Au nom de la mère

Quand ils se sont mariés, ils n’auraient jamais pu se douter qu’ils auraient, un jour, à se tourner le dos, à se séparer. Ils pensaient rester ensemble toute la vie, l’un soutenant l’autre, dans le meilleur comme dans le pire. Avant leur mariage, ils passaient ensemble de bons moments, plongés dans un océan d’amour et de rêves. Leurs voisins de quartier à Kelaât Sraghna étaient au fait de leur relation amoureuse. Et ils étaient un exemple pour les autres couples d’amoureux. Ils étaient aux anges lors de la célébration de leurs noces. Leurs familles et leurs voisins s’en souviennent encore et en parlent de temps en temps.
Mais que leur est-il arrivé après deux ans de mariage ? Qu’est-ce qui a bien pu envenimer leur relation conjugale? Il s’appelle Mohamed, âgé de trente-deux ans et elle se nomme Malika, âgée de vingt-six ans. Leur relation s’est totalement dégradée: les paroles mielleuses se sont transformées en reproches, puis en injures et insultes et l’amour s’est transformé en haine. Aucun des deux ne supporte plus l’autre. Malika ne veut plus partager avec lui ni les mêmes préoccupations, ni les mêmes soucis, ni le même foyer, ni le même lit. En un mot, leur relation s’est brisée complètement. Pleins de bonne volonté, les membres de leurs familles respectives ont tenté de mettre fin à leur discordance, de les mettre sur la bonne voie afin qu’ils préservent leur foyer.

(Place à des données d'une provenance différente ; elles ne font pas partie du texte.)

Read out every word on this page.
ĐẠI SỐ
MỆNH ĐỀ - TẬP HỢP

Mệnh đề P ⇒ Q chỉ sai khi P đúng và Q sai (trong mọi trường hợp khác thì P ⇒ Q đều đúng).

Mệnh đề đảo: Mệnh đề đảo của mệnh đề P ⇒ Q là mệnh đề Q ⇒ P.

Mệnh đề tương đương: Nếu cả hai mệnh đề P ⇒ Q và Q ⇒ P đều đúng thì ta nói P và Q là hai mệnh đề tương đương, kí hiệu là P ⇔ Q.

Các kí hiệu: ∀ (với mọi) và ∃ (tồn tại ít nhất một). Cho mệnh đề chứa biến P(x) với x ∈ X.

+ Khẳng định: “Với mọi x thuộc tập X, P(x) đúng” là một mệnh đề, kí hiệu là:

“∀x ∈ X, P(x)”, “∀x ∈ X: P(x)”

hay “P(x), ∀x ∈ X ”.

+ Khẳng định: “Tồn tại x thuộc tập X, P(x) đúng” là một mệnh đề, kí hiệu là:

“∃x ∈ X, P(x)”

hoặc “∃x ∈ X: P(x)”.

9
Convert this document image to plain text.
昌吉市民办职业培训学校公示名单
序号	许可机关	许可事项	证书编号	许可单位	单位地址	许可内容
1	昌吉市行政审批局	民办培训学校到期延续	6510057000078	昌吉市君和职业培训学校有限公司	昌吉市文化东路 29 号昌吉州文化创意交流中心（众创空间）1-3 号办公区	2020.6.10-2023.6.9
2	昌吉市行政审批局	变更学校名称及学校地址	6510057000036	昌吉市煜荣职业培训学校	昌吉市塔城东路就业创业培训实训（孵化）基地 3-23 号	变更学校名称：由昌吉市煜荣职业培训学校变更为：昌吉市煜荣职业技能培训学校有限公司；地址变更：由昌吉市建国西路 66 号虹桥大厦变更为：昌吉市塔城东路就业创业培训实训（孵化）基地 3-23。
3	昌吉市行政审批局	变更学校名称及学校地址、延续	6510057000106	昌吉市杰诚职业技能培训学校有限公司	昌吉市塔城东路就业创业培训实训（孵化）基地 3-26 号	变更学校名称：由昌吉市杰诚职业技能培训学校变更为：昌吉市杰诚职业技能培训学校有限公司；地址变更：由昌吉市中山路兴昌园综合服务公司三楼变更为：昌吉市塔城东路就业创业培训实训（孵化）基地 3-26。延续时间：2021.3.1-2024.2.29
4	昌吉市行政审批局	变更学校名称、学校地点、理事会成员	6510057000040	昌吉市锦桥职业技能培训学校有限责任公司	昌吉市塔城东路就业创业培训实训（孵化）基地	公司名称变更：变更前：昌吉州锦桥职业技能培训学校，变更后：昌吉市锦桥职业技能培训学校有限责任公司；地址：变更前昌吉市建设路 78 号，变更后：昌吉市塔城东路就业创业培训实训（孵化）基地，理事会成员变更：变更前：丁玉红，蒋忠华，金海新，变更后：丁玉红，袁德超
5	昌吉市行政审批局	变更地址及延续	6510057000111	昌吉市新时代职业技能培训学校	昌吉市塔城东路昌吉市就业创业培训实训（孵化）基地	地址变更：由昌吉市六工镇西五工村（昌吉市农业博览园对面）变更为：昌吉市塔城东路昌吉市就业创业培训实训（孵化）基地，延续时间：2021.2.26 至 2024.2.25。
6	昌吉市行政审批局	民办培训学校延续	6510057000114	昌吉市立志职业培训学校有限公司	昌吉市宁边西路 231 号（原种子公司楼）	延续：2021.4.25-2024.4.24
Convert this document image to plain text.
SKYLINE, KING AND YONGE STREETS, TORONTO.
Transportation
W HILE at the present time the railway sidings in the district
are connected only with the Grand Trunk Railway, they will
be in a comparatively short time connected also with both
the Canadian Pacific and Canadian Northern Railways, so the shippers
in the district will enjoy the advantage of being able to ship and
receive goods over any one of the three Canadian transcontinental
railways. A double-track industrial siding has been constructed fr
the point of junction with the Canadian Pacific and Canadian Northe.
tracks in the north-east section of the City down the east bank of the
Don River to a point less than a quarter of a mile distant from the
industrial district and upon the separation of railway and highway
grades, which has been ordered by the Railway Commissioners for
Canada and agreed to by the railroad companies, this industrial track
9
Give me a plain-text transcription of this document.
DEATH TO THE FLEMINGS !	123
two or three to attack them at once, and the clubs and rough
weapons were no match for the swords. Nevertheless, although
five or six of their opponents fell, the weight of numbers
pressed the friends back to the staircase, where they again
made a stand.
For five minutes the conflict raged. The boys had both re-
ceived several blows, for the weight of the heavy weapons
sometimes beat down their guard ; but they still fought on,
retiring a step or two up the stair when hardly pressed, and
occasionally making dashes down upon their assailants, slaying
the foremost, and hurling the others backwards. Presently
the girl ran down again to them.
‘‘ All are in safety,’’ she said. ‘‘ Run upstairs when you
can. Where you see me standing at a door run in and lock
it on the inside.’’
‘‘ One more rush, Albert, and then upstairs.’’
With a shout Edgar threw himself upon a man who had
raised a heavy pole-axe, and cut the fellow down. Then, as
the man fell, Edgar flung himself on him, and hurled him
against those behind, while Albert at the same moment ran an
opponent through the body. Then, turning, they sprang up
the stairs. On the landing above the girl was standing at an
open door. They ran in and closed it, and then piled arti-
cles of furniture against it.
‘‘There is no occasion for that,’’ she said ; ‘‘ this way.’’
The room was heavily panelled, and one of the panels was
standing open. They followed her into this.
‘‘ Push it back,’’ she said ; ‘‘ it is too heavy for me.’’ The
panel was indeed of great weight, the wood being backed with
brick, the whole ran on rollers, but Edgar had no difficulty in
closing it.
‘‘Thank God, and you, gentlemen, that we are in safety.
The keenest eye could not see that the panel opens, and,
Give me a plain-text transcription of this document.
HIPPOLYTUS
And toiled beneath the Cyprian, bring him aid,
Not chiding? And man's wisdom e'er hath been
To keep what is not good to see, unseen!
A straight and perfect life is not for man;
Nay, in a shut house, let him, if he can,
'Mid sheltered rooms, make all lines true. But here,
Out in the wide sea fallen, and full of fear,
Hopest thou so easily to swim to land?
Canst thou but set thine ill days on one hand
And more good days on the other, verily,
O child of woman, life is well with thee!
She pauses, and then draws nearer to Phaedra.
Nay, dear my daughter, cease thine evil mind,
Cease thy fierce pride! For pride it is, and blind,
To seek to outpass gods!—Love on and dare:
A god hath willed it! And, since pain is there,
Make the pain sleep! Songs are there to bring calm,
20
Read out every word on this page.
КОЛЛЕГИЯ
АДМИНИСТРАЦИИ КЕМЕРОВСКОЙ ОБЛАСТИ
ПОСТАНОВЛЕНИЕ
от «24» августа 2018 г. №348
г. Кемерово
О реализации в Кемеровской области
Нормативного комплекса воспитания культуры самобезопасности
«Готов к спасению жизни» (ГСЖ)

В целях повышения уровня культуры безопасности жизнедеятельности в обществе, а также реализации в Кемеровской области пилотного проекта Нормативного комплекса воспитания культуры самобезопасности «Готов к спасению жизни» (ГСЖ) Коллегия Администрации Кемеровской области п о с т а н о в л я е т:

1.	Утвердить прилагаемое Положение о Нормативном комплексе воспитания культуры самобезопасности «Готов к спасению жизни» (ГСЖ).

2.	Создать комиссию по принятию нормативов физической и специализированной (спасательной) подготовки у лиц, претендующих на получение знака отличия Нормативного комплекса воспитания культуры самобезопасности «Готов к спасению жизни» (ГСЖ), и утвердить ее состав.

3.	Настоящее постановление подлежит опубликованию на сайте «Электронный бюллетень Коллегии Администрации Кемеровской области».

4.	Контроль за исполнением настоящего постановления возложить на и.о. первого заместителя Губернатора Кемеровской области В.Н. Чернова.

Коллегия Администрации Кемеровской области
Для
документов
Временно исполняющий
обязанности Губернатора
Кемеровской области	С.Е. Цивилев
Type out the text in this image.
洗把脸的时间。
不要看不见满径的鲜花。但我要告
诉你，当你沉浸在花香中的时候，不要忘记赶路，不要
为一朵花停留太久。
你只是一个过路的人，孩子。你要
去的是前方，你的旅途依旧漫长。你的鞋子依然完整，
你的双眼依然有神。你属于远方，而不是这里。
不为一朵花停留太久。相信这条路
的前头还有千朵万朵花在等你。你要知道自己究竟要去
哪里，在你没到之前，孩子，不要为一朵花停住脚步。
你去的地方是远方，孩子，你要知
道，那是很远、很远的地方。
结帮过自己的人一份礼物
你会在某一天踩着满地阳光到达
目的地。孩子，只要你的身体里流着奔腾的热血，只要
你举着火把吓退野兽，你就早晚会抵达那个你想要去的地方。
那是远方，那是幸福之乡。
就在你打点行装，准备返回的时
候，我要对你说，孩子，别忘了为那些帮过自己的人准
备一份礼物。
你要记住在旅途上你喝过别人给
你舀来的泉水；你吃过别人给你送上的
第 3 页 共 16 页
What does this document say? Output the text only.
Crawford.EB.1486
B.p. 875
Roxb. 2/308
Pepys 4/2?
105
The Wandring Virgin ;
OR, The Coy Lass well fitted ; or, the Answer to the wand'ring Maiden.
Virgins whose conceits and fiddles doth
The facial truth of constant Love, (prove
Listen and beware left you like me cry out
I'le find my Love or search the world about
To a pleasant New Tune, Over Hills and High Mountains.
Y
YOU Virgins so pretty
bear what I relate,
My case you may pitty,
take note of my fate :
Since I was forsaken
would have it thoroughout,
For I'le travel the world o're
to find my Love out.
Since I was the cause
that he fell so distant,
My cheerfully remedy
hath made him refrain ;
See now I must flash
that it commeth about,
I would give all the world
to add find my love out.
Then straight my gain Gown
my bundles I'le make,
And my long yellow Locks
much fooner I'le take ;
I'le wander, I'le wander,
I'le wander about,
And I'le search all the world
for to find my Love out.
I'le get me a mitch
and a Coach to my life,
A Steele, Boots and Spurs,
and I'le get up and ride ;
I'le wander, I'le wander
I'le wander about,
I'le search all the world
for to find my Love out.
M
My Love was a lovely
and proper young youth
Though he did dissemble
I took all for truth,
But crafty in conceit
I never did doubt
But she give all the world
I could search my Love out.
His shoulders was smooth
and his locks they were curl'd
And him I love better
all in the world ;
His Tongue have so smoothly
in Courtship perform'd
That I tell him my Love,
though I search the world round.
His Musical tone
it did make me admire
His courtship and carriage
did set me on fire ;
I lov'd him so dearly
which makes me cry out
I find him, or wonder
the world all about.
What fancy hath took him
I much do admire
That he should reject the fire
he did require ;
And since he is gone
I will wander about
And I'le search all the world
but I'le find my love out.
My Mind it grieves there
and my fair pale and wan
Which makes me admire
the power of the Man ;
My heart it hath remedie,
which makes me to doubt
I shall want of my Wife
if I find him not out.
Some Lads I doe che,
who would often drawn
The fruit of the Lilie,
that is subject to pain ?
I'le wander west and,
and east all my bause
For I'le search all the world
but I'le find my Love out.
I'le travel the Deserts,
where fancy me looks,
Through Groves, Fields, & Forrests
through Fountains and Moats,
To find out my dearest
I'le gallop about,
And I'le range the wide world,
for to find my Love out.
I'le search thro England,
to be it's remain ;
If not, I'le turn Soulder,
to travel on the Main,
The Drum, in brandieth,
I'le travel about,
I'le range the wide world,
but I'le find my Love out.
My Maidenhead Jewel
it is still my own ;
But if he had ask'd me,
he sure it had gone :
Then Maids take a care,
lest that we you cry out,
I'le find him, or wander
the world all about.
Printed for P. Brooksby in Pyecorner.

Ils leur ont demandé à maintes reprises de le garder loin des vents et des tempêtes. Seulement, les tempêtes étaient plus fortes que leur volonté. Mohamed néglige son foyer et il réfugie dans la boisson. Dès qu’il quitte son travail, il ne perd pas une minute pour aller acheter une ou deux bouteilles de vin rouge et parfois des bières. Il ne s’enivre pas pour son plaisir, mais pour fuir la triste réalité, pour ne plus penser à rien, ni à sa femme, ni à lui-même. Il ne pense plus qu’à sa dose quotidienne en vin. Au fil des mois, Mohamed ne supporte plus de rester chez lui, ne supporte plus sa femme. Il a abandonné son foyer, il ne rentre plus chez lui, laissant sa femme seule. Où passe-t-il ses nuits ? Chez ses parents. Toutefois, il passait de temps en temps au domicile conjugal, mais uniquement pour insulter sa femme, l’injurier et la maltraiter parfois.
La solution ? Elle a sollicité son frère, Abdellah, à venir passer les nuits chez elle. Ce qu’il s’est empressé de faire. Au début du mois courant, Mohamed est rentré chez lui. Il a ouvert la porte et est entré dans un état d’ivresse avancé. Sa femme, Malika et son beau-frère, Abdellah, sont encore réveillés. Ils regardaient la télévision. Mohamed est entré en titubant. Abdellah lui a demandé de s’asseoir. Il a refusé tout en lui disant : “Je ne suis là que pour insulter ta soeur et lui cracher au visage…“. Abdellah lui a demandé de s’asseoir et de ne pas insulter sa femme. Il lui a expliqué qu’il devait mettre fin à leurs problèmes futiles pour reprendre ensemble leur vie sous le même toit. “Je ne reprendrai jamais la vie commune avec cette fille de p… “, lui cria-t-il. Aussitôt, Abdellah l’a repoussé violemment. “N’insulte pas ma mère, c’est toi le fils de p…“, lui a lancé Abdellah, qui, visiblement perd le contrôle de ses nerfs.
Mohamed s’est retourné pour mettre la main sur un verre. Abdellah ne lui en pas laissé le temps, s’est saisi d’un couteau qui était posé sur la table et lui a asséné deux coups au niveau de sa poitrine. Le mari s’est effondré et Abdellah a été arrêté et traduit devant la Cour d’appel de Marrakech, poursuivi pour homicide involontaire.